Electric potential graph analysis

[freshcoast]

Homework Statement

Homework Equations

ΔU = -q∫E * ds

The Attempt at a Solution

Just by looking at the graph I am thinking, if I solve for E using the equation above, the number would be always negative therefore I can conclude that the electric field at any x position would be negative and the graph will look the same it will be just inverted. (-y values)

I don't know if this is the correct way to look at the problem or if I have to use energy conservation but any help would be much appreciated.

Thanks!

 

[Tanya Sharma]

E_x = -dV/dx =negative of the slope of V-x graph.

What is the slope of graph between 0 and 1,1 and 3,3 and 4 ?

 

[freshcoast]

between 0 and 1, the slope is positive, 1 and 3 the slope is zero, 3 and 4 the slope is negative.

So if I use that equation you posted, between 0 and 1, the electric field will be negative, between 1 and 3 the electric field remains negative and then when x is between 3 and 4 the slope will be positive?

 

[Tanya Sharma]

between 0 and 1, the slope is positive, 1 and 3 the slope is zero, 3 and 4 the slope is negative.

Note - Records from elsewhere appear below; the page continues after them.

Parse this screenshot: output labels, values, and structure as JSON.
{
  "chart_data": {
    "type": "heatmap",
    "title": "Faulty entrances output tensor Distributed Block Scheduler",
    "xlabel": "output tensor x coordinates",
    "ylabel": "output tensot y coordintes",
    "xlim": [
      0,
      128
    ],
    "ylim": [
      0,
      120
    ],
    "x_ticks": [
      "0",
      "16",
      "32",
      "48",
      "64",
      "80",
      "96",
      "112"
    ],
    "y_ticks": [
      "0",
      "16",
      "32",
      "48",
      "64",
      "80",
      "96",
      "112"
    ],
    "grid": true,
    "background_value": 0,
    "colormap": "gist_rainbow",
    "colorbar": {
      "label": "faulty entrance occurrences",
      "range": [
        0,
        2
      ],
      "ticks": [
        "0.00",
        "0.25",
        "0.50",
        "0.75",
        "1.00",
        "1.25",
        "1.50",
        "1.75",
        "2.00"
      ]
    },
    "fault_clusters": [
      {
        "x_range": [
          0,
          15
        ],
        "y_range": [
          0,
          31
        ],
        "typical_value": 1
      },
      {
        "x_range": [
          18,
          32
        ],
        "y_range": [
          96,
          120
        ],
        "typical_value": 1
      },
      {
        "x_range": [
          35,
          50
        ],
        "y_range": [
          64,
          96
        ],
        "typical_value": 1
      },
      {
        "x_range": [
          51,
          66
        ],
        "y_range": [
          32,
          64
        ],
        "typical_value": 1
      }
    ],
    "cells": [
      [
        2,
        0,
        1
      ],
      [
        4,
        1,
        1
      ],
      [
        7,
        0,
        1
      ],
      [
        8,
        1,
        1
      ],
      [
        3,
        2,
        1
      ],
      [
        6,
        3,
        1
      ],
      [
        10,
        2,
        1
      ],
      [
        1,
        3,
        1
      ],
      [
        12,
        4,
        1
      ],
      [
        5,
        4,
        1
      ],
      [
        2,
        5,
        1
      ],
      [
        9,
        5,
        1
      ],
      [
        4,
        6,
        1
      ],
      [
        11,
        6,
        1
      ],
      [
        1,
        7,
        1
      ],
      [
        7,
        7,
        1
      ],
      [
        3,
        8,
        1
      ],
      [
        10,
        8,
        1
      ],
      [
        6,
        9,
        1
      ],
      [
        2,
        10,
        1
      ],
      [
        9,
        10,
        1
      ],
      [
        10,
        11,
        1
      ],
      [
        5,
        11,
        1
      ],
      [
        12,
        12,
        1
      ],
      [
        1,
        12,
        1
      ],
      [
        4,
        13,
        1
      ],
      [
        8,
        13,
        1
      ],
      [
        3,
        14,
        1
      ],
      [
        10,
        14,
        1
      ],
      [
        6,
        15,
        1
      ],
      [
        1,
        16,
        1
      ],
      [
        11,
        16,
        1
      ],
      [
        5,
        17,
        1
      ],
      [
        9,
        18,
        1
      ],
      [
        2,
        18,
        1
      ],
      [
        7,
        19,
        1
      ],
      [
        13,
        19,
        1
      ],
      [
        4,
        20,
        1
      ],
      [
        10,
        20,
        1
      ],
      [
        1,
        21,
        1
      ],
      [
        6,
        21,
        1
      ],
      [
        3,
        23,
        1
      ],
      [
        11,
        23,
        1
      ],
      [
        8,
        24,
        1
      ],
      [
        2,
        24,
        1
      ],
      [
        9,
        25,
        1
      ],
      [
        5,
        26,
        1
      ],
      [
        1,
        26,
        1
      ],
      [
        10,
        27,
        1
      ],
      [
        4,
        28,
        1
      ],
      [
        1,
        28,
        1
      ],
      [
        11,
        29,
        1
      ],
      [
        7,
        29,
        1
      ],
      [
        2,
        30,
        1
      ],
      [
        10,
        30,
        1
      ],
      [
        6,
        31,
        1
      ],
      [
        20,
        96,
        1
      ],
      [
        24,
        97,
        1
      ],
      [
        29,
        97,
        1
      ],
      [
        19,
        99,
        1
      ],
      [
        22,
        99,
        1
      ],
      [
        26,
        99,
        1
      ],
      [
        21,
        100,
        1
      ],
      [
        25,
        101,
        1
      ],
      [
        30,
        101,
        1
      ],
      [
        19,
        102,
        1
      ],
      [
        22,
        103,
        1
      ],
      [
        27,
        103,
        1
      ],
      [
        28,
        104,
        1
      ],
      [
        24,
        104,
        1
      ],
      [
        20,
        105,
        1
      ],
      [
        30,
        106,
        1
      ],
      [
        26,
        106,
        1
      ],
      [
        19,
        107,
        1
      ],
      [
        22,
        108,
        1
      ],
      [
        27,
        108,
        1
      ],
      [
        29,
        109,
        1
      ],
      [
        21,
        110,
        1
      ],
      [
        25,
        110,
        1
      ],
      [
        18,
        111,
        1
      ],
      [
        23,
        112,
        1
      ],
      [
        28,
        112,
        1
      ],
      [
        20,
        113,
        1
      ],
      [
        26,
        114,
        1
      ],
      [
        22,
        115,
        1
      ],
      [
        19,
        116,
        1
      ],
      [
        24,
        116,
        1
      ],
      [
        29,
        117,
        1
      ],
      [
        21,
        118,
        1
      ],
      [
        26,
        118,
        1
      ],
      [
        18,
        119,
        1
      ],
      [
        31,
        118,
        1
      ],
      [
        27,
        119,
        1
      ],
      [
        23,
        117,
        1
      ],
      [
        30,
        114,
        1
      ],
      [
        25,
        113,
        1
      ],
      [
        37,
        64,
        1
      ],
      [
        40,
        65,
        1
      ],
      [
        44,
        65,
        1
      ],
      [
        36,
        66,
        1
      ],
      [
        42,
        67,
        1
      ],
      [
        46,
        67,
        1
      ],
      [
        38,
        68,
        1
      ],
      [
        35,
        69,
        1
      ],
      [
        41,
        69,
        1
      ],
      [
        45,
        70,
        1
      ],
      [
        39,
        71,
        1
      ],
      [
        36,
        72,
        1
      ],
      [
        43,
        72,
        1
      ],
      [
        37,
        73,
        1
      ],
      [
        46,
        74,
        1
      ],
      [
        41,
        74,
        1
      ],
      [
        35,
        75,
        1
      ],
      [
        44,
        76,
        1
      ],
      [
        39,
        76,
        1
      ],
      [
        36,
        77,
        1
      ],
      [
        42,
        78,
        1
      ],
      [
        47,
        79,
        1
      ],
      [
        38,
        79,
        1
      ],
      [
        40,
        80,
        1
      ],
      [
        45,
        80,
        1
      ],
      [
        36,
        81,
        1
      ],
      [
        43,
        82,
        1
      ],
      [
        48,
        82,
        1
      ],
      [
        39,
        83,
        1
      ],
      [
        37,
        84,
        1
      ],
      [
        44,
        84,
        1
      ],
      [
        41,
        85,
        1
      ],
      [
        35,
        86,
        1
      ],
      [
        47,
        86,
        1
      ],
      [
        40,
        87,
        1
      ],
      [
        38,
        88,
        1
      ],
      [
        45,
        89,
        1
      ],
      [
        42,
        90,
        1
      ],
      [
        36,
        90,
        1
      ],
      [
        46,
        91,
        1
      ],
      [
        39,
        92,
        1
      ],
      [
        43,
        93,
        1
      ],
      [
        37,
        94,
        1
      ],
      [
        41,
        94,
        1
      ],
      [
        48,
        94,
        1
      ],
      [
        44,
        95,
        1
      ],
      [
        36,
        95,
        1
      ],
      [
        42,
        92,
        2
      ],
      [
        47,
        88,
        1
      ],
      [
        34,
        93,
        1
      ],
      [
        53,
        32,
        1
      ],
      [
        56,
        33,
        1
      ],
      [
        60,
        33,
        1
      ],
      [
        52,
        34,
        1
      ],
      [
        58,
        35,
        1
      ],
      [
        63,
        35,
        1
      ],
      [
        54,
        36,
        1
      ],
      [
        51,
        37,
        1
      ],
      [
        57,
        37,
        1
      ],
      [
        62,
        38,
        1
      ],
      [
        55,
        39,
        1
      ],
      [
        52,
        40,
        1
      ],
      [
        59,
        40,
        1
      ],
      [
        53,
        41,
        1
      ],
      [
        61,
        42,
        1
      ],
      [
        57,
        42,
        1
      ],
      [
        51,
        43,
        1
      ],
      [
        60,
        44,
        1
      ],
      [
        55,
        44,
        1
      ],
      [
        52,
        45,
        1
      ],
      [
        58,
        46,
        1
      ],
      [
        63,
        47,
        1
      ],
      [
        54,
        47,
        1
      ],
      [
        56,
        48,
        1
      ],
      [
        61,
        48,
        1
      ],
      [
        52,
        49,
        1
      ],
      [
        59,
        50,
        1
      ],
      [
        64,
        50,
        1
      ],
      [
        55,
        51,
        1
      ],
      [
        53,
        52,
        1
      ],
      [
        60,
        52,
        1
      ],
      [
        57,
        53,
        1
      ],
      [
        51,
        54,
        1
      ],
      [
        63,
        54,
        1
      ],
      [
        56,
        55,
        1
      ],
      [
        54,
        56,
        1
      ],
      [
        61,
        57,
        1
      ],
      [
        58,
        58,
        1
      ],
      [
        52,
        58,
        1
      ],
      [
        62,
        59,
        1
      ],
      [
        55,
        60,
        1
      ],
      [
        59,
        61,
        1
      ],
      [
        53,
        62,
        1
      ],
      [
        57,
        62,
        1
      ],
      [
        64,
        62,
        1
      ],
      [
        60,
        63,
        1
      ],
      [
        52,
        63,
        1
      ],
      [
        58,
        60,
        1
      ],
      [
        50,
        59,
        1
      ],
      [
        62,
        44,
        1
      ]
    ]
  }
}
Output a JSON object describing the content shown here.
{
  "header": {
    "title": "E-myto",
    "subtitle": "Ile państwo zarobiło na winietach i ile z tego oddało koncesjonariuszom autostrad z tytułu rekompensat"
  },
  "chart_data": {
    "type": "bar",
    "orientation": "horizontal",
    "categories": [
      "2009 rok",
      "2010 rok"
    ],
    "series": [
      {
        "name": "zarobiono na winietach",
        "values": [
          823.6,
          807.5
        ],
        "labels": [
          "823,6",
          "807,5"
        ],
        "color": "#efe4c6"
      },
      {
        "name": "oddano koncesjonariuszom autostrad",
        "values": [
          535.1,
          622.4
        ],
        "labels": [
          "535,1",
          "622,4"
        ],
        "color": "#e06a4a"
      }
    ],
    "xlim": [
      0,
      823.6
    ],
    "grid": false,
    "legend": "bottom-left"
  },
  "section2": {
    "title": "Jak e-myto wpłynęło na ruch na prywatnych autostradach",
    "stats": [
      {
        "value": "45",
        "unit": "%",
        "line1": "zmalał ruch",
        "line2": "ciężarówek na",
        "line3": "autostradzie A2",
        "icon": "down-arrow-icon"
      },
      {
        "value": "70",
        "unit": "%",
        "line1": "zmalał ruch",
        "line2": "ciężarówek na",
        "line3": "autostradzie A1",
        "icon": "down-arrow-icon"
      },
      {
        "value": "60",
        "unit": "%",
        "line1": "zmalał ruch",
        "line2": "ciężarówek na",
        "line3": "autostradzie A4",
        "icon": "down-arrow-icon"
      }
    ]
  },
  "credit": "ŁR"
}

So if I use that equation you posted, between 0 and 1, the electric field will be negative, between 1 and 3 the electric field remains negative and then when x is between 3 and 4 the slope will be positive?

Recheck your reasoning

 

[freshcoast]

Oh, between 1 and 3 electric field is zero. 0 and 1 V slope is positive therefore efield is negative, 3 and 4 v slope is negative therefore efield is positive.